On August 5, Pope Benedict XVI met with antisemitic Polish priest, Tadeusz Rydzyk, C.S.S.R. The Vatican had to quell a firestorm of protest when the photos went round the world, saying it was just a “baciamano” (a kiss on the hand), and that it “does not indicate any change in the Holy See’s well-known position regarding relations between Catholics and Jews” (CNS; IHT).
Jewish organizations are not satisfied. The ADL reports on a letter sent to the pope by Abe Foxman:
In a letter to Benedict XVI, Abraham H. Foxman, ADL National Director, expressed deep concerns that by meeting with Rydzyk and keeping silent about the issue of anti-Semitism “you have unfortunately lent him the priceless credibility of your office and integrity in the eyes of the world.”

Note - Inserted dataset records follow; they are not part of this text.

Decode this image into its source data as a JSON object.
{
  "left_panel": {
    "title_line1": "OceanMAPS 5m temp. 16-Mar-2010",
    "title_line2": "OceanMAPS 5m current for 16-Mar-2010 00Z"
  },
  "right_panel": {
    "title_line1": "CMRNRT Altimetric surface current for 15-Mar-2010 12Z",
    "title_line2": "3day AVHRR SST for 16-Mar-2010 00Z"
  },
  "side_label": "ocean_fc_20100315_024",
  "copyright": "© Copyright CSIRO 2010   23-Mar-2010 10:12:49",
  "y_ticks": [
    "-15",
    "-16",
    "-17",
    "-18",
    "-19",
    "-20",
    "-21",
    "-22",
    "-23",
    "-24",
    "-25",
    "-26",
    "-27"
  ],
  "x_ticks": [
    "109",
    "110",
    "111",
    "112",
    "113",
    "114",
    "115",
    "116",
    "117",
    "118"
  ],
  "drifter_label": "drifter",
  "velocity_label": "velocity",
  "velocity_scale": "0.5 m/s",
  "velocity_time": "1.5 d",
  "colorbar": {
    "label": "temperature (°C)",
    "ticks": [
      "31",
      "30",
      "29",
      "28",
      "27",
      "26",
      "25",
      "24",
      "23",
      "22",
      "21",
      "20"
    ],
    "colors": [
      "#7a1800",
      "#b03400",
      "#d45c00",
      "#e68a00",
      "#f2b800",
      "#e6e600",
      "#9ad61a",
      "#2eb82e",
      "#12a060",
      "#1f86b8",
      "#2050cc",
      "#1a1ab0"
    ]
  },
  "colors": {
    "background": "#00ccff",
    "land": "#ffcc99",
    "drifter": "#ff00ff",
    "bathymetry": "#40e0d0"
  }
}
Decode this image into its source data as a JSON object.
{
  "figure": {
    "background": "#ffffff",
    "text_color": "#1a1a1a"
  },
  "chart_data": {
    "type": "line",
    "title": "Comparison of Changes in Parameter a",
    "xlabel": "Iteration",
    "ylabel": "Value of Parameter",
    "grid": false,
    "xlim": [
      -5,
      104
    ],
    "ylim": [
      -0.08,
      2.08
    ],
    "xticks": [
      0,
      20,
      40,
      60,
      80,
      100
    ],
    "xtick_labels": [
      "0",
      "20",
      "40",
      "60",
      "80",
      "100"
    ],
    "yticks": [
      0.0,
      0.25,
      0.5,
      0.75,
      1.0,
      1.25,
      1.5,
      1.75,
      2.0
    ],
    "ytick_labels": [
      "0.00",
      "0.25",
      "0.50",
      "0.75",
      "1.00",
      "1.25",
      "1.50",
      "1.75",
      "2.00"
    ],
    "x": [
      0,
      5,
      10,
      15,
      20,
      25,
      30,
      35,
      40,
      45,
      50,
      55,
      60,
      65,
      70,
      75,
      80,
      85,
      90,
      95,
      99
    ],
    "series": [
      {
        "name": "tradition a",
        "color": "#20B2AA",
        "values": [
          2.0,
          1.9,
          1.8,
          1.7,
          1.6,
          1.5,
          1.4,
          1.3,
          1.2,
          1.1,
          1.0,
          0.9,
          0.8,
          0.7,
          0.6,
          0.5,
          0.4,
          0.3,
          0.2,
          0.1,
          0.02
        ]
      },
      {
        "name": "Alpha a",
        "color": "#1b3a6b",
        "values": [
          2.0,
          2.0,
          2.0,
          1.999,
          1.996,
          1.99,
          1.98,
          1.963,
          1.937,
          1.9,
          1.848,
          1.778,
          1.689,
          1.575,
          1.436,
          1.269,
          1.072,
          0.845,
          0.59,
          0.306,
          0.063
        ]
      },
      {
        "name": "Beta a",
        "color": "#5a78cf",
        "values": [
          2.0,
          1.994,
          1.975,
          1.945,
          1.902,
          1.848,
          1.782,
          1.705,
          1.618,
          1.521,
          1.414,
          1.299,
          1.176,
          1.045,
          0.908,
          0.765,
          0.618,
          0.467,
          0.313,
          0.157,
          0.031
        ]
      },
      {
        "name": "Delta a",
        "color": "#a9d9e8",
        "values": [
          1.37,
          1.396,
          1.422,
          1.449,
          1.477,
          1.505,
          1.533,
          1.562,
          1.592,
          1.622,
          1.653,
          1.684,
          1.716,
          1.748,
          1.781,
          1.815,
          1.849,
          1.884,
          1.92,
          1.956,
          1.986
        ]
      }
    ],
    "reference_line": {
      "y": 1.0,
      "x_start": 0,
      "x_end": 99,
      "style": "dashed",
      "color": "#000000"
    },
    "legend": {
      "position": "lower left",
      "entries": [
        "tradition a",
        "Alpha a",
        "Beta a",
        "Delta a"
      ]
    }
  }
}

Foxman noted that, “As the founder and director of Radio Maryja, Father Rydzyk is responsible for the anti-Semitic comments and concepts the station regularly broadcasts to millions of Polish Catholic faithful,” and “Father Rydzyk himself has on several occasions made anti-Semitic statements on the air. These are despicable anti-Semitic remarks that must be strongly and publicly condemned by all leaders and people of good will.

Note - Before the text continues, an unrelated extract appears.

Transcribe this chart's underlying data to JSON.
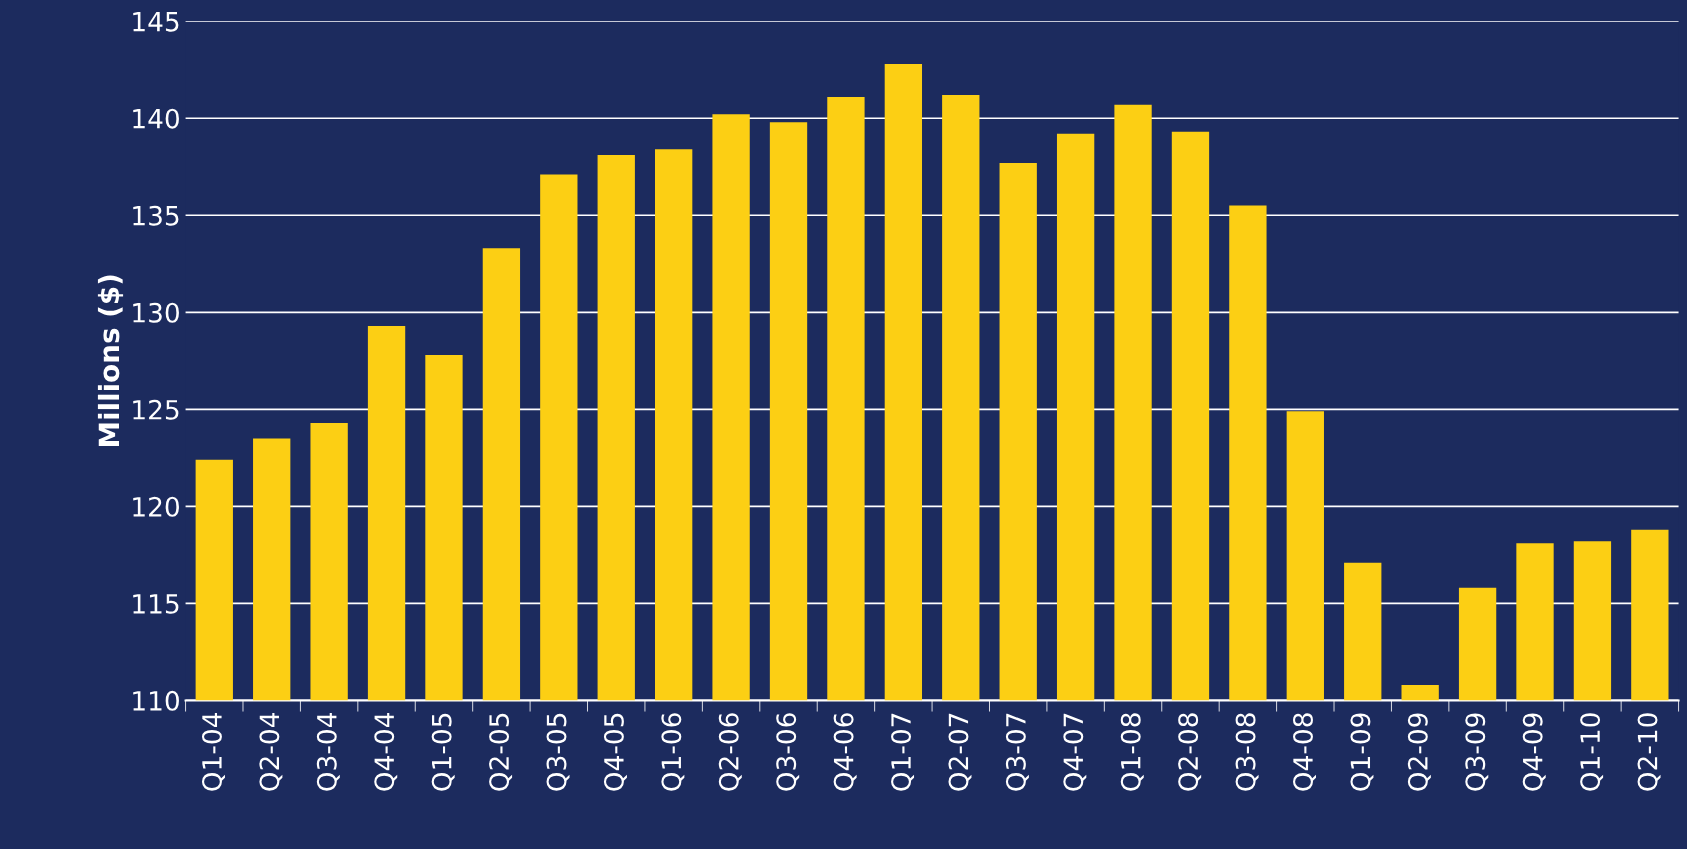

“We respectfully request that you publicly condemn the anti-Semitism that is being spouted by Father Rydzyk and other Catholic leaders in Poland.”
Likewise, the Simon Wiesenthal Center says the pope now must speak:
The Simon Wiesenthal Center today reiterated its call to the Vatican to discipline Polish Catholic leader Father Tadeusz Rydzyk for anti-Semitic remarks, following an AP report that the Pope briefly met with the controversial priest this past Sunday at the papal summer residence. Comments by Rydzyk denouncing the Polish government for being “in the pockets of the Jewish Lobby” by delivering a $65 million restitution package to Polish Holocaust survivors, were made public last month.In a letter to His Holiness Pope Benedict XVI, Rabbi Marvin Hier, founder and dean of the Wiesenthal Center, wrote that he hoped had used the meeting as an opportunity to rebuke Rydzyk, because, “as a priest who reaches millions of people through radio and television, he speaks not only for himself, but for his Church as well.” Hier then wrote, “if that was the purpose of the meeting, then I believe the Holy See did the right thing and should make the rebuke public as an important example to anti-semites around the world that the Church will never tolerate hate speech, especially hate speech uttered by a man of G-d.”

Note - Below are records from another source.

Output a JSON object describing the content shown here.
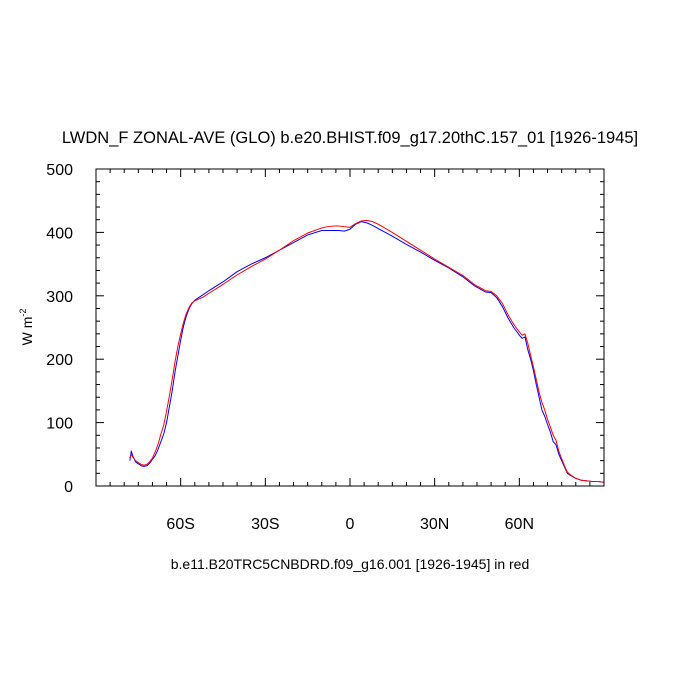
{
  "chart_data": {
    "type": "line",
    "title": "LWDN_F ZONAL-AVE (GLO) b.e20.BHIST.f09_g17.20thC.157_01 [1926-1945]",
    "xlabel": "b.e11.B20TRC5CNBDRD.f09_g16.001 [1926-1945] in red",
    "ylabel_base": "W m",
    "ylabel_sup": "-2",
    "xlim": [
      -90,
      90
    ],
    "ylim": [
      0,
      500
    ],
    "grid": false,
    "x_tick_values": [
      -60,
      -30,
      0,
      30,
      60
    ],
    "x_tick_labels": [
      "60S",
      "30S",
      "0",
      "30N",
      "60N"
    ],
    "y_tick_values": [
      0,
      100,
      200,
      300,
      400,
      500
    ],
    "y_tick_labels": [
      "0",
      "100",
      "200",
      "300",
      "400",
      "500"
    ],
    "series": [
      {
        "color": "#0000ff",
        "x": [
          -78,
          -77.5,
          -77,
          -76,
          -75,
          -74,
          -73,
          -72,
          -71,
          -70,
          -69,
          -68,
          -67,
          -66,
          -65,
          -64,
          -63,
          -62,
          -61,
          -60,
          -59,
          -58,
          -57,
          -56,
          -55,
          -54,
          -52,
          -50,
          -45,
          -40,
          -35,
          -30,
          -25,
          -20,
          -15,
          -10,
          -8,
          -6,
          -4,
          -2,
          0,
          2,
          4,
          6,
          8,
          10,
          15,
          20,
          25,
          30,
          35,
          40,
          42,
          44,
          46,
          48,
          50,
          52,
          54,
          56,
          58,
          60,
          61,
          62,
          63,
          64,
          65,
          66,
          67,
          68,
          69,
          70,
          71,
          72,
          73,
          74,
          75,
          76,
          77,
          78,
          80,
          82,
          84,
          86,
          88,
          90
        ],
        "y": [
          40,
          55,
          48,
          38,
          35,
          32,
          31,
          32,
          36,
          42,
          48,
          58,
          70,
          82,
          100,
          125,
          150,
          180,
          205,
          230,
          252,
          268,
          280,
          288,
          293,
          296,
          302,
          308,
          322,
          338,
          350,
          360,
          372,
          384,
          396,
          403,
          403,
          403,
          403,
          402,
          405,
          413,
          417,
          415,
          411,
          406,
          394,
          381,
          369,
          356,
          344,
          330,
          323,
          316,
          311,
          306,
          305,
          297,
          283,
          265,
          250,
          238,
          233,
          235,
          215,
          200,
          182,
          160,
          140,
          120,
          110,
          97,
          85,
          70,
          65,
          50,
          40,
          30,
          20,
          17,
          12,
          9,
          8,
          7,
          7,
          6
        ]
      },
      {
        "color": "#ff0000",
        "x": [
          -78,
          -77.5,
          -77,
          -76,
          -75,
          -74,
          -73,
          -72,
          -71,
          -70,
          -69,
          -68,
          -67,
          -66,
          -65,
          -64,
          -63,
          -62,
          -61,
          -60,
          -59,
          -58,
          -57,
          -56,
          -55,
          -54,
          -52,
          -50,
          -45,
          -40,
          -35,
          -30,
          -25,
          -20,
          -15,
          -10,
          -8,
          -6,
          -4,
          -2,
          0,
          2,
          4,
          6,
          8,
          10,
          15,
          20,
          25,
          30,
          35,
          40,
          42,
          44,
          46,
          48,
          50,
          52,
          54,
          56,
          58,
          60,
          61,
          62,
          63,
          64,
          65,
          66,
          67,
          68,
          69,
          70,
          71,
          72,
          73,
          74,
          75,
          76,
          77,
          78,
          80,
          82,
          84,
          86,
          88,
          90
        ],
        "y": [
          44,
          50,
          46,
          40,
          37,
          34,
          33,
          34,
          38,
          44,
          54,
          66,
          82,
          96,
          118,
          142,
          168,
          196,
          220,
          240,
          258,
          272,
          282,
          289,
          292,
          294,
          298,
          304,
          318,
          333,
          346,
          358,
          372,
          387,
          399,
          407,
          409,
          410,
          410,
          409,
          408,
          414,
          418,
          419,
          417,
          413,
          400,
          386,
          372,
          358,
          345,
          332,
          325,
          318,
          313,
          308,
          307,
          300,
          288,
          270,
          255,
          243,
          238,
          240,
          225,
          206,
          188,
          168,
          148,
          132,
          120,
          105,
          93,
          80,
          72,
          55,
          43,
          32,
          22,
          18,
          12,
          9,
          8,
          7,
          7,
          6
        ]
      }
    ]
  }
}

Such a public rebuke would help the efforts of Pope Benedict XVI and his predecessor John Paul II to improve relations between Catholics and Jews. “Otherwise,” said Rabbi Hier, “ I’m afraid the Vatican would be sullying its reputation by granting legitimacy to an unrepentant bigot who will claim that rather than being admonished, he was honored to receive the Pope’s blessing. When Rydzyk’s anti-Semitic remarks were made public last month, the Wiesenthal Center launched a petition campaign last month that generated over 25,000 signatures calling on Rydzyk’s superiors to discipline him.